Liquid Crystal Elastomers

The exotic elasticity of liquid crystal elastomers was the focus of my PhD thesis, which was supervised by Mark Warner.

Liquid crystal elastomers (LCEs) are remarkable materials that combine the mobile orientational order of liquid crystals with the extreme stretchiness of rubber. LCEs are mixtures of rigid liquid-crystal rods and long flexible polymer chains that have been chemically cross-linked to form a rubber network.

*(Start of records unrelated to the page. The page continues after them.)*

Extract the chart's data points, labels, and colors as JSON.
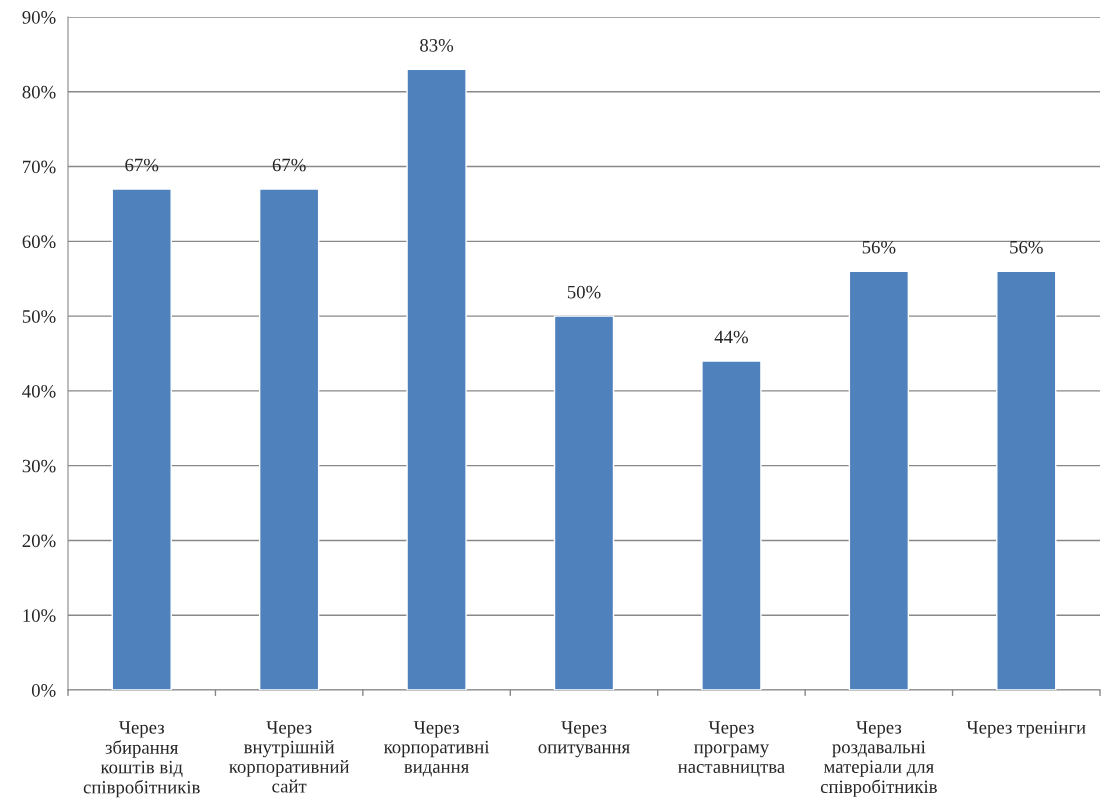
{
  "chart_data": {
    "type": "bar",
    "categories": [
      "Через\nзбирання\nкоштів від\nспівробітників",
      "Через\nвнутрішній\nкорпоративний\nсайт",
      "Через\nкорпоративні\nвидання",
      "Через\nопитування",
      "Через\nпрограму\nнаставництва",
      "Через\nроздавальні\nматеріали для\nспівробітників",
      "Через тренінги"
    ],
    "values": [
      67,
      67,
      83,
      50,
      44,
      56,
      56
    ],
    "value_labels": [
      "67%",
      "67%",
      "83%",
      "50%",
      "44%",
      "56%",
      "56%"
    ],
    "color": "#4f81bd",
    "ylim": [
      0,
      90
    ],
    "yticks": [
      {
        "value": 0,
        "label": "0%"
      },
      {
        "value": 10,
        "label": "10%"
      },
      {
        "value": 20,
        "label": "20%"
      },
      {
        "value": 30,
        "label": "30%"
      },
      {
        "value": 40,
        "label": "40%"
      },
      {
        "value": 50,
        "label": "50%"
      },
      {
        "value": 60,
        "label": "60%"
      },
      {
        "value": 70,
        "label": "70%"
      },
      {
        "value": 80,
        "label": "80%"
      },
      {
        "value": 90,
        "label": "90%"
      }
    ],
    "grid": "y"
  }
}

When an LCE is hot the rods point in random directions and the material behaves like a traditional isotropic rubber, but when the elastomer is cooled, the rods align, and the elastomer stretches by up to several times its own length in the alignment direction. Since the hot state is isotropic, on cooling any direction can be chosen for the rods to align in, and hence there are many equivalent cold states each with a different alignment and a different stretch with respect to the hot state. Stretches that turn one such aligned cold state into another different but equivalent one cannot cost energy --- they are ``soft'' deformations. Soft deformations are common in fluids --- we usually say the fluid is flowing --- but very unusual in a solid. Indeed we can fairly say the resultant material is somewhere between a solid and a liquid. Much more information about LCE's can be found at www.lcelastomer.org.uk.

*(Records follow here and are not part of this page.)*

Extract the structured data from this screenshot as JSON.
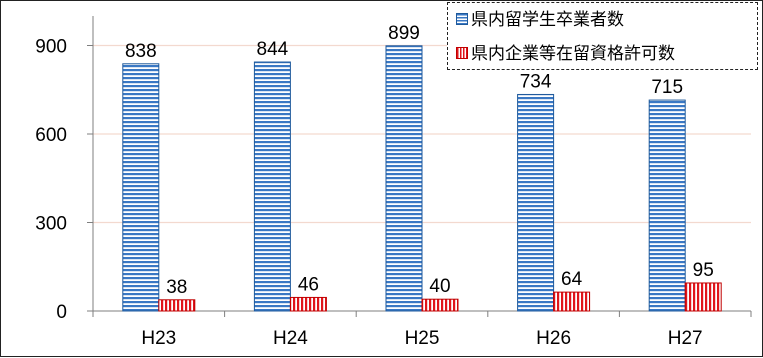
{
  "chart_data": {
    "type": "bar",
    "categories": [
      "H23",
      "H24",
      "H25",
      "H26",
      "H27"
    ],
    "series": [
      {
        "name": "県内留学生卒業者数",
        "values": [
          838,
          844,
          899,
          734,
          715
        ],
        "color": "#3a78c4"
      },
      {
        "name": "県内企業等在留資格許可数",
        "values": [
          38,
          46,
          40,
          64,
          95
        ],
        "color": "#e0151b"
      }
    ],
    "ylim": [
      0,
      1000
    ],
    "yticks": [
      0,
      300,
      600,
      900
    ],
    "title": "",
    "xlabel": "",
    "ylabel": "",
    "grid": true,
    "gridColor": "#f3d9cf",
    "legend": "top-right"
  }
}
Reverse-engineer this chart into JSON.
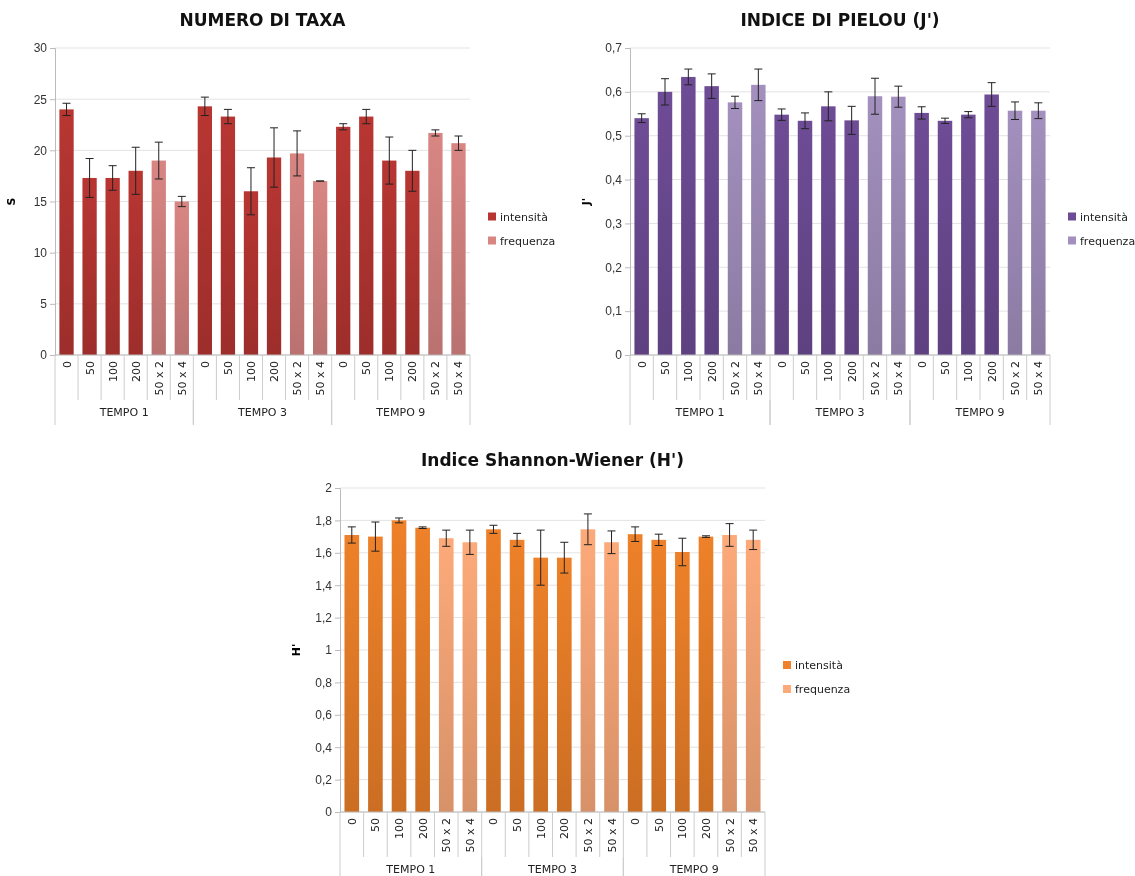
{
  "chart_data": [
    {
      "type": "bar",
      "title": "NUMERO DI TAXA",
      "ylabel": "S",
      "categories": [
        "0",
        "50",
        "100",
        "200",
        "50 x 2",
        "50 x 4",
        "0",
        "50",
        "100",
        "200",
        "50 x 2",
        "50 x 4",
        "0",
        "50",
        "100",
        "200",
        "50 x 2",
        "50 x 4"
      ],
      "series": [
        {
          "name": "intensità",
          "color": "#b83632",
          "values": [
            24,
            17.3,
            17.3,
            18,
            null,
            null,
            24.3,
            23.3,
            16,
            19.3,
            null,
            null,
            22.3,
            23.3,
            19,
            18,
            null,
            null
          ],
          "errors": [
            0.6,
            1.9,
            1.2,
            2.3,
            null,
            null,
            0.9,
            0.7,
            2.3,
            2.9,
            null,
            null,
            0.3,
            0.7,
            2.3,
            2,
            null,
            null
          ]
        },
        {
          "name": "frequenza",
          "color": "#d98683",
          "values": [
            null,
            null,
            null,
            null,
            19,
            15,
            null,
            null,
            null,
            null,
            19.7,
            17,
            null,
            null,
            null,
            null,
            21.7,
            20.7
          ],
          "errors": [
            null,
            null,
            null,
            null,
            1.8,
            0.5,
            null,
            null,
            null,
            null,
            2.2,
            0,
            null,
            null,
            null,
            null,
            0.3,
            0.7
          ]
        }
      ],
      "ylim": [
        0,
        30
      ],
      "yticks": [
        0,
        5,
        10,
        15,
        20,
        25,
        30
      ],
      "grid": "y",
      "legend": "right",
      "annotations": [
        "TEMPO 1",
        "TEMPO 3",
        "TEMPO 9"
      ]
    },
    {
      "type": "bar",
      "title": "INDICE DI PIELOU (J')",
      "ylabel": "J'",
      "categories": [
        "0",
        "50",
        "100",
        "200",
        "50 x 2",
        "50 x 4",
        "0",
        "50",
        "100",
        "200",
        "50 x 2",
        "50 x 4",
        "0",
        "50",
        "100",
        "200",
        "50 x 2",
        "50 x 4"
      ],
      "series": [
        {
          "name": "intensità",
          "color": "#6e4c96",
          "values": [
            0.54,
            0.6,
            0.634,
            0.613,
            null,
            null,
            0.548,
            0.534,
            0.567,
            0.535,
            null,
            null,
            0.552,
            0.534,
            0.548,
            0.594,
            null,
            null
          ],
          "errors": [
            0.01,
            0.03,
            0.018,
            0.028,
            null,
            null,
            0.013,
            0.018,
            0.033,
            0.032,
            null,
            null,
            0.014,
            0.006,
            0.007,
            0.027,
            null,
            null
          ]
        },
        {
          "name": "frequenza",
          "color": "#a390be",
          "values": [
            null,
            null,
            null,
            null,
            0.576,
            0.616,
            null,
            null,
            null,
            null,
            0.59,
            0.589,
            null,
            null,
            null,
            null,
            0.557,
            0.557
          ],
          "errors": [
            null,
            null,
            null,
            null,
            0.014,
            0.036,
            null,
            null,
            null,
            null,
            0.041,
            0.024,
            null,
            null,
            null,
            null,
            0.02,
            0.018
          ]
        }
      ],
      "ylim": [
        0,
        0.7
      ],
      "yticks": [
        0,
        {
          "value": 0.1,
          "label": "0,1"
        },
        {
          "value": 0.2,
          "label": "0,2"
        },
        {
          "value": 0.3,
          "label": "0,3"
        },
        {
          "value": 0.4,
          "label": "0,4"
        },
        {
          "value": 0.5,
          "label": "0,5"
        },
        {
          "value": 0.6,
          "label": "0,6"
        },
        {
          "value": 0.7,
          "label": "0,7"
        }
      ],
      "grid": "y",
      "legend": "right",
      "annotations": [
        "TEMPO 1",
        "TEMPO 3",
        "TEMPO 9"
      ]
    },
    {
      "type": "bar",
      "title": "Indice Shannon-Wiener  (H')",
      "ylabel": "H'",
      "categories": [
        "0",
        "50",
        "100",
        "200",
        "50 x 2",
        "50 x 4",
        "0",
        "50",
        "100",
        "200",
        "50 x 2",
        "50 x 4",
        "0",
        "50",
        "100",
        "200",
        "50 x 2",
        "50 x 4"
      ],
      "series": [
        {
          "name": "intensità",
          "color": "#ee8129",
          "values": [
            1.71,
            1.7,
            1.8,
            1.755,
            null,
            null,
            1.745,
            1.68,
            1.57,
            1.57,
            null,
            null,
            1.715,
            1.68,
            1.605,
            1.7,
            null,
            null
          ],
          "errors": [
            0.05,
            0.09,
            0.015,
            0.005,
            null,
            null,
            0.025,
            0.04,
            0.17,
            0.095,
            null,
            null,
            0.045,
            0.035,
            0.085,
            0.005,
            null,
            null
          ]
        },
        {
          "name": "frequenza",
          "color": "#fdaa7a",
          "values": [
            null,
            null,
            null,
            null,
            1.69,
            1.665,
            null,
            null,
            null,
            null,
            1.745,
            1.665,
            null,
            null,
            null,
            null,
            1.71,
            1.68
          ],
          "errors": [
            null,
            null,
            null,
            null,
            0.05,
            0.075,
            null,
            null,
            null,
            null,
            0.095,
            0.07,
            null,
            null,
            null,
            null,
            0.07,
            0.06
          ]
        }
      ],
      "ylim": [
        0,
        2
      ],
      "yticks": [
        0,
        {
          "value": 0.2,
          "label": "0,2"
        },
        {
          "value": 0.4,
          "label": "0,4"
        },
        {
          "value": 0.6,
          "label": "0,6"
        },
        {
          "value": 0.8,
          "label": "0,8"
        },
        1,
        {
          "value": 1.2,
          "label": "1,2"
        },
        {
          "value": 1.4,
          "label": "1,4"
        },
        {
          "value": 1.6,
          "label": "1,6"
        },
        {
          "value": 1.8,
          "label": "1,8"
        },
        2
      ],
      "grid": "y",
      "legend": "right",
      "annotations": [
        "TEMPO 1",
        "TEMPO 3",
        "TEMPO 9"
      ]
    }
  ]
}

My research into LCEs has focused on two main topics. Firstly I have studied the limitations of the above symmetry argument for completely soft deformations of monodomain LCEs. The essential issue is that, if the hot state is truly isotropic, then, on cooling, the liquid crystal rods will choose different directions to align at different points in the sample, so the cold aligned state will be have a polydomain structure and there will be no overall deformation. The rods can be made to all align in the same direction by imprinting a direction on the isotropic state, producing a monodomain elastomer which does change length considerably on cooling. However, in this case the hot state is not truly isotropic so the argument for the existence of soft modes is compromised. I have used phenomenological arguments to show that the resulting monodomain will still show qualitatively soft behavior, and, at some stretches, the modulus for additional extension will vanish altogether. I have also shown that chiral nematic monodomains will exhibit strain-induced electrical polarization, unlike nematic liquids or conventional elastomers.

My second focus has been the polydomain LCEs that form in the absence of imprinting. I have shown that, if these systems are prepared correctly, they will exhibit elasticity that is softer than the more fashionable monodomains. Since these samples are also much easier to produce, this could have technological implications. I collaborated closely with Kaushik Bhattacharya on this work.